Ausg.: Ulrich Boner: Der Edelstein, ed. F. Pfeiffer, 1844, Nr. 41f.; Wolfenbüttler Äsop. Die Fabeln Gerhards von Minden in mittelniederdeutscher Sprache, ed. A. LEITZMANN, 1898, Nr. 74, 122; Gerhard von Minden: Magdeburger Äsop, ed. W. SEELMANN, 1878, Nr. 56, 62; Der Nürnberger Prosa-Äsop, ed. K. GRUBMÜLLER, 1994, Nr. 33; Heinrich Steinhöwel: Äsop, ed.

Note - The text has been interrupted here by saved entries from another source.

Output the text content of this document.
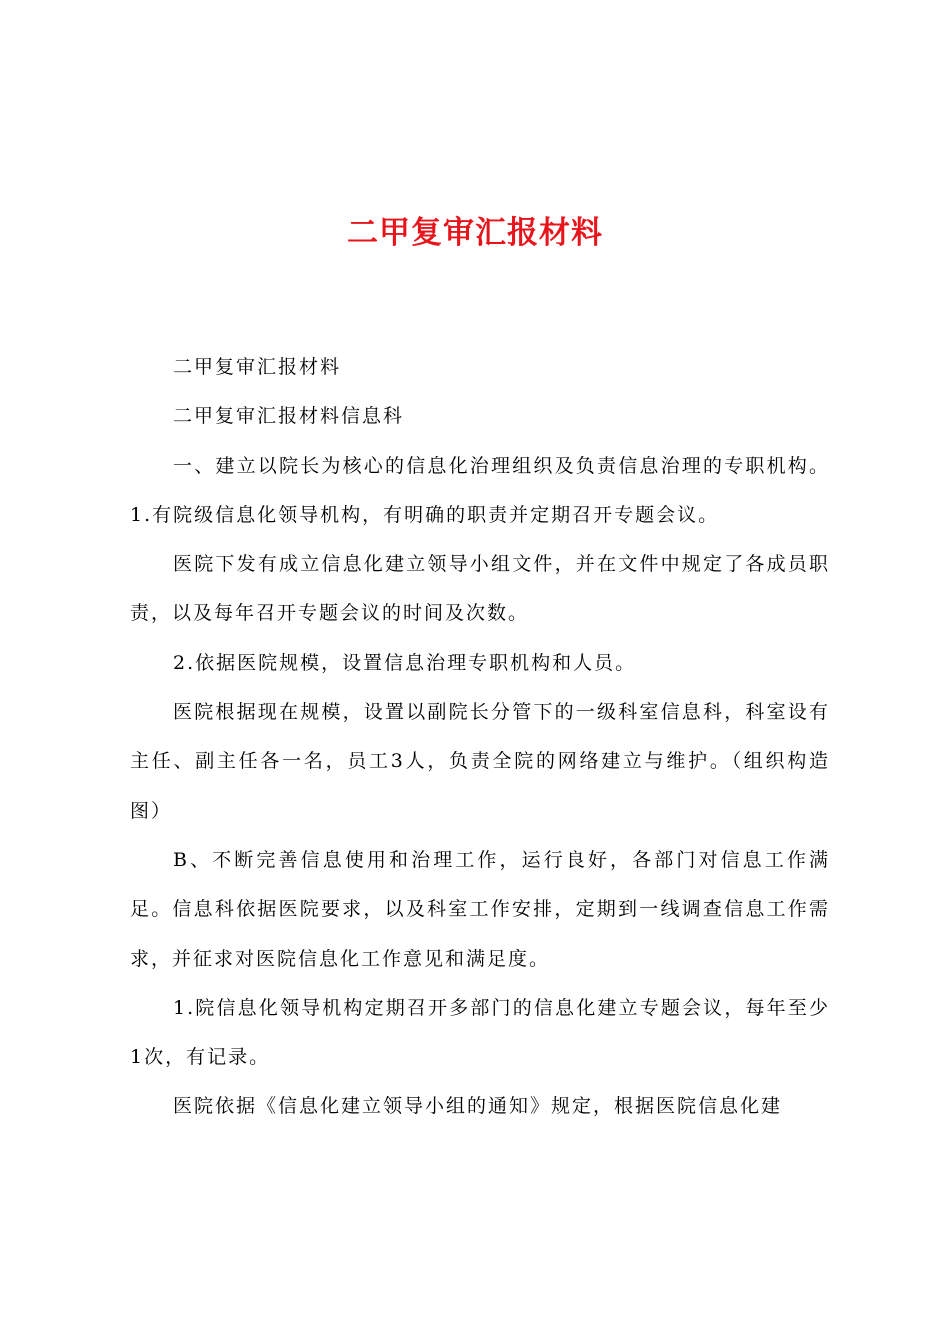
二甲复审汇报材料

二甲复审汇报材料

二甲复审汇报材料信息科

一、建立以院长为核心的信息化治理组织及负责信息治理的专职机构。1.有院级信息化领导机构，有明确的职责并定期召开专题会议。

医院下发有成立信息化建立领导小组文件，并在文件中规定了各成员职责，以及每年召开专题会议的时间及次数。

2.依据医院规模，设置信息治理专职机构和人员。

医院根据现在规模，设置以副院长分管下的一级科室信息科，科室设有主任、副主任各一名，员工3人，负责全院的网络建立与维护。（组织构造图）

B、不断完善信息使用和治理工作，运行良好，各部门对信息工作满足。信息科依据医院要求，以及科室工作安排，定期到一线调查信息工作需求，并征求对医院信息化工作意见和满足度。

1.院信息化领导机构定期召开多部门的信息化建立专题会议，每年至少1次，有记录。

医院依据《信息化建立领导小组的通知》规定，根据医院信息化建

H. Oesterley, 1873, Nr. 37, 77, 108; Der Magdeburger Prosa-Äsop, in: B. DERENDORF: Der Magdeburger Prosa-Äsop, 1996, S. 246-480. Die deutsche Übersetzung der Cyrillusfabeln durch Ulrich von Pottenstein ist leider noch nicht ediert; Editionsproben in: U. BODEMANN: Die Cyrillusfabeln und ihre deutsche Übersetzung durch Ulrich von Pottenstein, 1988, S. 148-179, hier die Fabel von der fliegenden Ameise: S. 159-163. Hans Wilhelm Kirchhof: Wendunmuth, ed. H. OESTERLEY, 1869, Reprint 1980, Nr. 6,275f., 7,150; 7,65a; Eucharius Eyering, Proverbiorum Copia (Eisleben 1601-1604), Reprint 2003.

Lit.: G. DICKE/K. GRUBMÜLLER: Katalog der Fabeln des Mittelalters und der frühen Neuzeit, 1987.